Like other retailers, Walmart faces rising costs for everything from labor to shipping as supply chain backups hit companies worldwide during the holidays. As the nation’s largest food seller, it’s also more vulnerable to rising food prices.
This past holiday quarter also offered an extra challenge: a contagious new variant, omicron, that forced many workers to take sick leave, resulting in surging costs for companies having to hire more workers beyond what was planned to fill that gap.
In fact, Walmart said the latest quarter’s peak in COVID leave was higher than anything it experienced in all of 2021 or 2020.
But Walmart used its clout to muscle through the big challenges by chartering vessels for its goods as it moved into the holiday shipping crunch.
As for managing inflation, it said it’s using years of expertise from monitoring surging prices in other parts of the world like Mexico and parts of South America where it does business.
Saudi Arabia declines to pump more oil
DUBAI, United Arab Emirates – Saudi Arabia is signaling it isn’t willing to pump more oil and won’t push for changes to an agreement with Russia and other producers that has kept a lid on oil production levels.
This has Washington concerned as gasoline prices rise and tensions with Russia over Ukraine fuel market uncertainty.
The Biden administration dispatched Brett McGurk, the National Security Council’s Middle East coordinator, and the State Department’s energy envoy, Amos Hochstein, to Riyadh on Wednesday to talk about a range of issues – chief among them the ongoing war in Yemen and global energy supplies.
Asked by reporters in Washington whether the U.S. officials were also urging Saudi Arabia to pump more crude to alleviate high oil prices, White House press secretary Jen Psaki said she did not have more details on the meeting.
A White House official said the two U.S. officials had not asked the Saudis to increase oil production at their meetings in Riyadh. The person insisted on anonymity to discuss the meetings and said the conversation involved regional issues and energy security impacts on the global economy.

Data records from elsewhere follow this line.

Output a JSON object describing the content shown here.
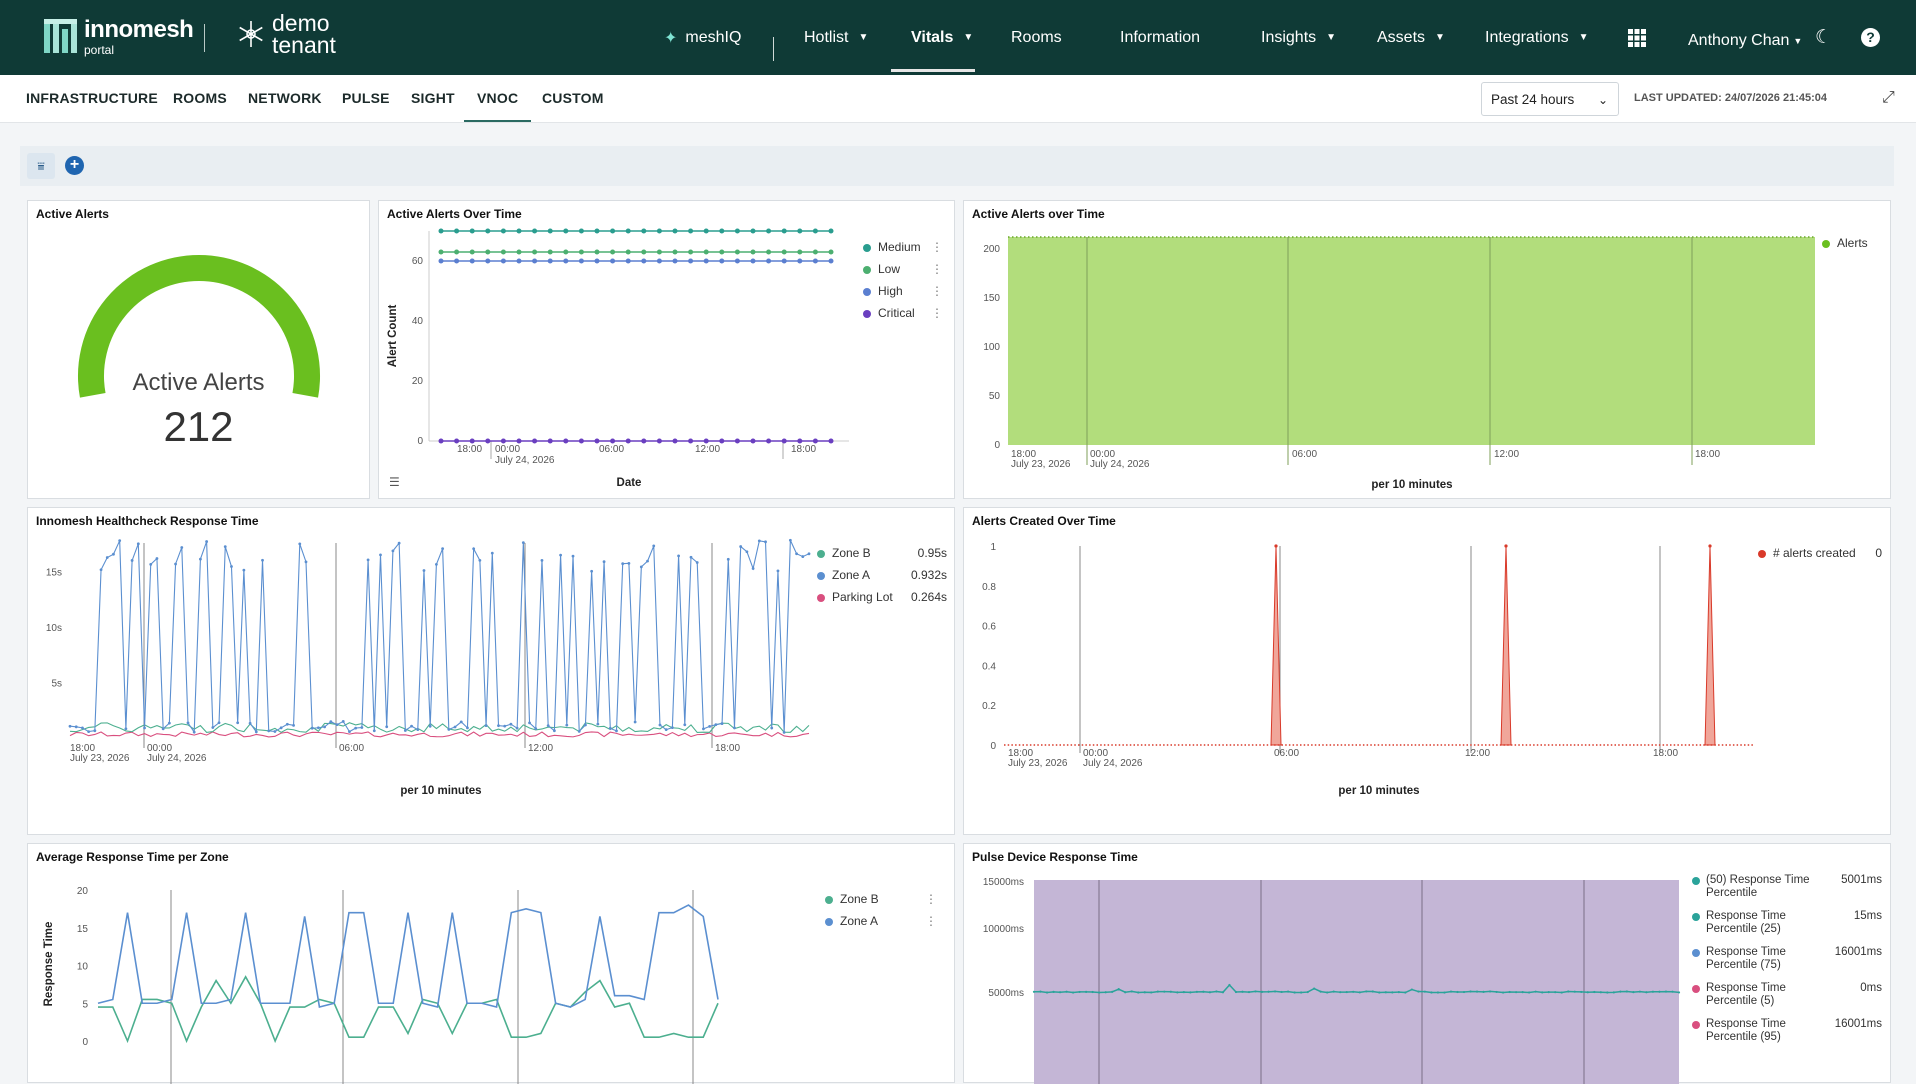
{
  "brand": {
    "name": "innomesh",
    "sub": "portal",
    "tenant_line1": "demo",
    "tenant_line2": "tenant"
  },
  "nav": {
    "items": [
      {
        "label": "meshIQ",
        "icon": "sparkle-icon"
      },
      {
        "label": "Hotlist",
        "caret": true
      },
      {
        "label": "Vitals",
        "caret": true,
        "active": true
      },
      {
        "label": "Rooms"
      },
      {
        "label": "Information"
      },
      {
        "label": "Insights",
        "caret": true
      },
      {
        "label": "Assets",
        "caret": true
      },
      {
        "label": "Integrations",
        "caret": true
      }
    ],
    "user": "Anthony Chan",
    "icons": [
      "apps-grid-icon",
      "moon-icon",
      "help-icon"
    ]
  },
  "subnav": {
    "tabs": [
      "INFRASTRUCTURE",
      "ROOMS",
      "NETWORK",
      "PULSE",
      "SIGHT",
      "VNOC",
      "CUSTOM"
    ],
    "active": "VNOC",
    "time_range": "Past 24 hours",
    "last_updated": "LAST UPDATED: 24/07/2026 21:45:04"
  },
  "panels": {
    "gauge": {
      "title": "Active Alerts",
      "label": "Active Alerts",
      "value": "212",
      "fill_fraction": 1.0,
      "color": "#6abf1f"
    },
    "alerts_over_time": {
      "title": "Active Alerts Over Time"
    },
    "alerts_over_time2": {
      "title": "Active Alerts over Time"
    },
    "healthcheck": {
      "title": "Innomesh Healthcheck Response Time"
    },
    "alerts_created": {
      "title": "Alerts Created Over Time"
    },
    "avg_response": {
      "title": "Average Response Time per Zone"
    },
    "pulse": {
      "title": "Pulse Device Response Time"
    }
  },
  "chart_data": [
    {
      "id": "alerts_over_time",
      "type": "line",
      "title": "Active Alerts Over Time",
      "xlabel": "Date",
      "ylabel": "Alert Count",
      "ylim": [
        0,
        70
      ],
      "yticks": [
        0,
        20,
        40,
        60
      ],
      "xticks": [
        "18:00",
        "00:00",
        "July 24, 2026",
        "06:00",
        "12:00",
        "18:00"
      ],
      "series": [
        {
          "name": "Medium",
          "color": "#2a9d8f",
          "value": 70
        },
        {
          "name": "Low",
          "color": "#4caf70",
          "value": 63
        },
        {
          "name": "High",
          "color": "#5b7fd0",
          "value": 60
        },
        {
          "name": "Critical",
          "color": "#6a3fc0",
          "value": 0
        }
      ]
    },
    {
      "id": "alerts_over_time2",
      "type": "area",
      "title": "Active Alerts over Time",
      "xlabel": "per 10 minutes",
      "ylim": [
        0,
        212
      ],
      "yticks": [
        0,
        50,
        100,
        150,
        200
      ],
      "xticks": [
        "18:00",
        "July 23, 2026",
        "00:00",
        "July 24, 2026",
        "06:00",
        "12:00",
        "18:00"
      ],
      "series": [
        {
          "name": "Alerts",
          "color": "#6abf1f",
          "value": 212
        }
      ]
    },
    {
      "id": "healthcheck",
      "type": "line",
      "title": "Innomesh Healthcheck Response Time",
      "xlabel": "per 10 minutes",
      "ylim": [
        0,
        18
      ],
      "yticks": [
        "5s",
        "10s",
        "15s"
      ],
      "xticks": [
        "18:00",
        "July 23, 2026",
        "00:00",
        "July 24, 2026",
        "06:00",
        "12:00",
        "18:00"
      ],
      "series": [
        {
          "name": "Zone B",
          "color": "#4caf8f",
          "last": "0.95s"
        },
        {
          "name": "Zone A",
          "color": "#5b8fd0",
          "last": "0.932s"
        },
        {
          "name": "Parking Lot",
          "color": "#d94f7f",
          "last": "0.264s"
        }
      ]
    },
    {
      "id": "alerts_created",
      "type": "area",
      "title": "Alerts Created Over Time",
      "xlabel": "per 10 minutes",
      "ylim": [
        0,
        1
      ],
      "yticks": [
        "0",
        "0.2",
        "0.4",
        "0.6",
        "0.8",
        "1"
      ],
      "xticks": [
        "18:00",
        "July 23, 2026",
        "00:00",
        "July 24, 2026",
        "06:00",
        "12:00",
        "18:00"
      ],
      "series": [
        {
          "name": "# alerts created",
          "color": "#d93a2a",
          "last": "0"
        }
      ]
    },
    {
      "id": "avg_response",
      "type": "line",
      "title": "Average Response Time per Zone",
      "ylabel": "Response Time",
      "ylim": [
        0,
        20
      ],
      "yticks": [
        0,
        5,
        10,
        15,
        20
      ],
      "series": [
        {
          "name": "Zone B",
          "color": "#4caf8f"
        },
        {
          "name": "Zone A",
          "color": "#5b8fd0"
        }
      ]
    },
    {
      "id": "pulse",
      "type": "area",
      "title": "Pulse Device Response Time",
      "ylim": [
        0,
        16001
      ],
      "yticks": [
        "5000ms",
        "10000ms",
        "15000ms"
      ],
      "series": [
        {
          "name": "(50) Response Time Percentile",
          "color": "#2aa39a",
          "last": "5001ms"
        },
        {
          "name": "Response Time Percentile (25)",
          "color": "#2aa39a",
          "last": "15ms"
        },
        {
          "name": "Response Time Percentile (75)",
          "color": "#5b8fd0",
          "last": "16001ms"
        },
        {
          "name": "Response Time Percentile (5)",
          "color": "#d94f7f",
          "last": "0ms"
        },
        {
          "name": "Response Time Percentile (95)",
          "color": "#d94f7f",
          "last": "16001ms"
        }
      ]
    }
  ]
}
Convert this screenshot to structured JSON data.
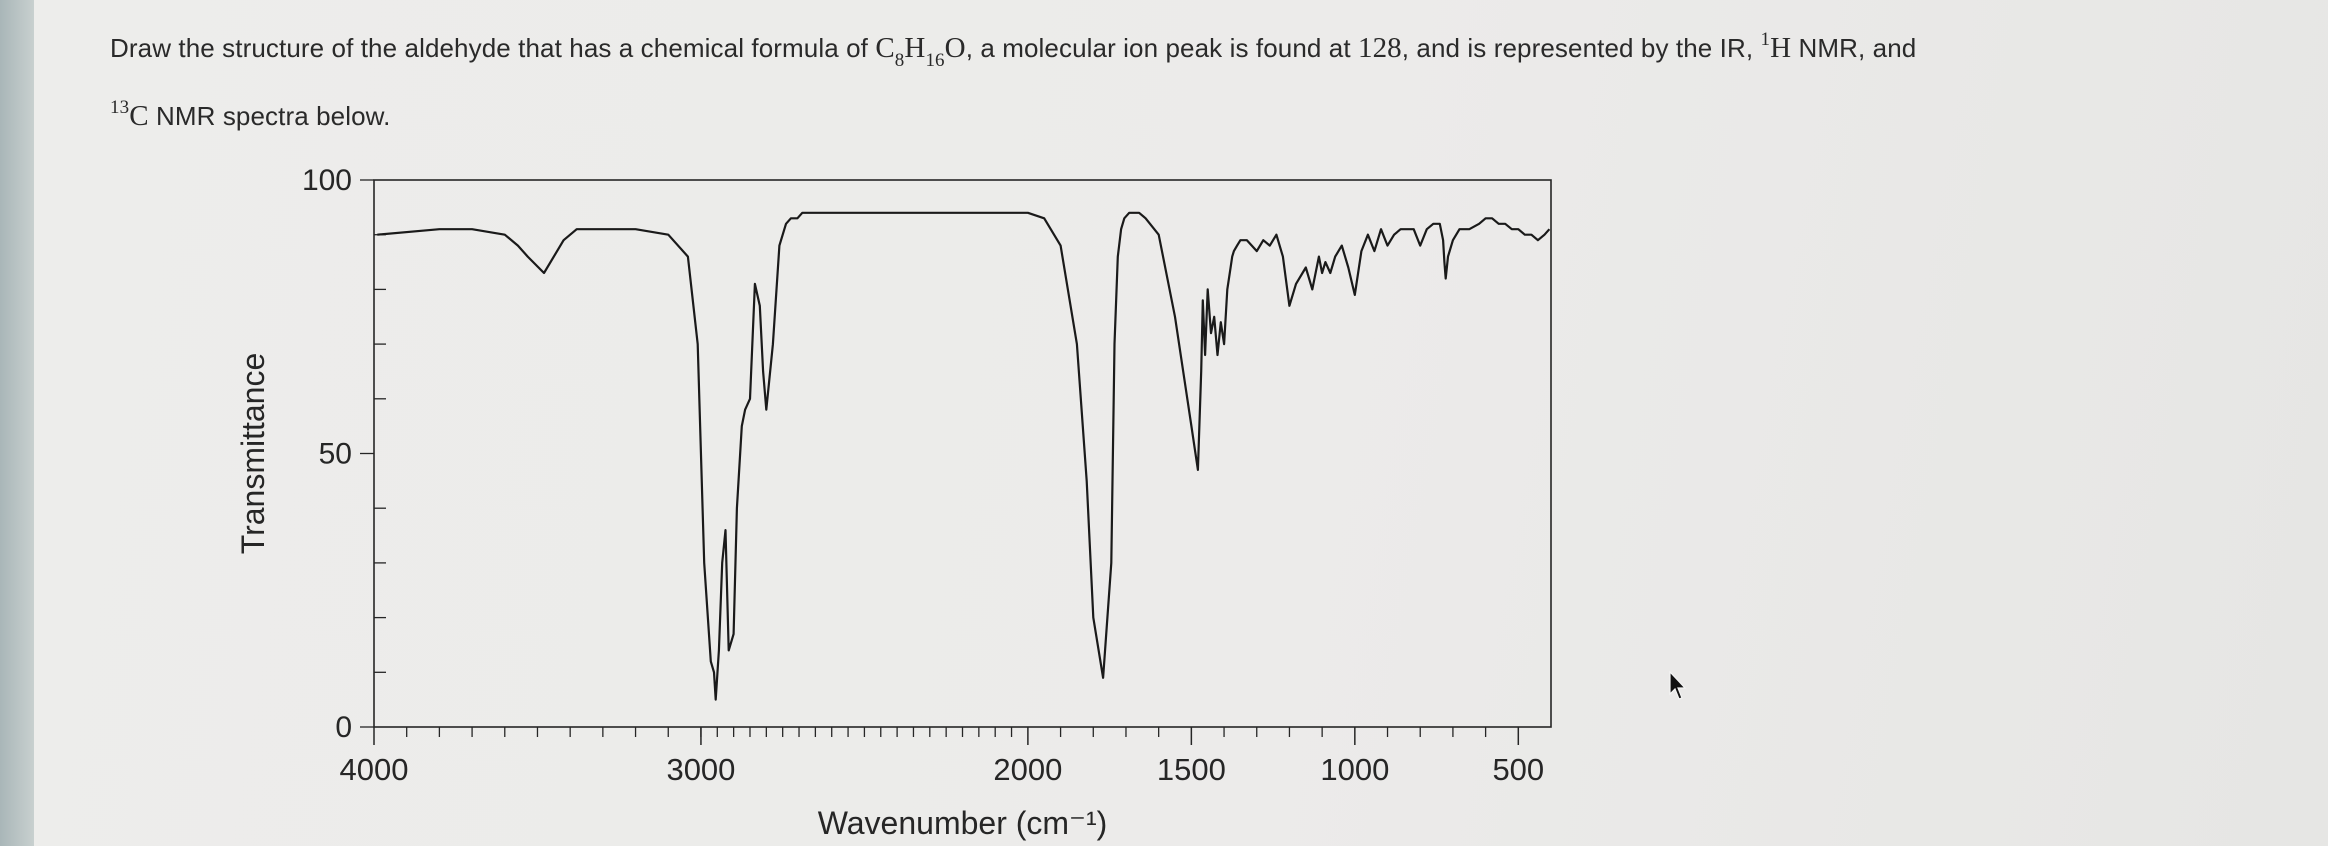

Two Saudi officials told the Associated Press the Saudi energy minister informed the Organization of the Petroleum Exporting Countries, or OPEC, of the kingdom’s commitment to the group’s current road map of cautious monthly increases.
They spoke anonymously because they were not authorized to brief journalists.
King Salman also said as much in a call last week with President Joe Biden.
According to a Saudi readout of the call, the king highlighted the “the importance of maintaining the agreement” that is in place between OPEC, the oil cartel led by Saudi, and Russia.
The Saudi and Russian-led alliance, known as OPEC+, calls for gradual increases to oil production as the world continues to emerge from the pandemic, but geopolitical events have been rapidly evolving and driving market volatility.
Higher prices at the pump pose a threat to Democrats at the polls in upcoming midterm elections.
Biden has warned that gas prices could rise even higher if Russian President Vladimir Putin invades Ukraine.
Benchmark crude is trading at around $95 a barrel, its highest level in eight years. AAA says the current U.S. national average for a gallon of regular gasoline costs around $3.50 – a 40% increase from its average of $2.50 at this time last year.
From wire reports
During a CNN forum in October, Biden said prices were rising because “of the supply being withheld by OPEC.”
He said that while there’s a lot of negotiation going on about the cost of gas, “there’s a lot of Middle Eastern folks who want to talk to me.”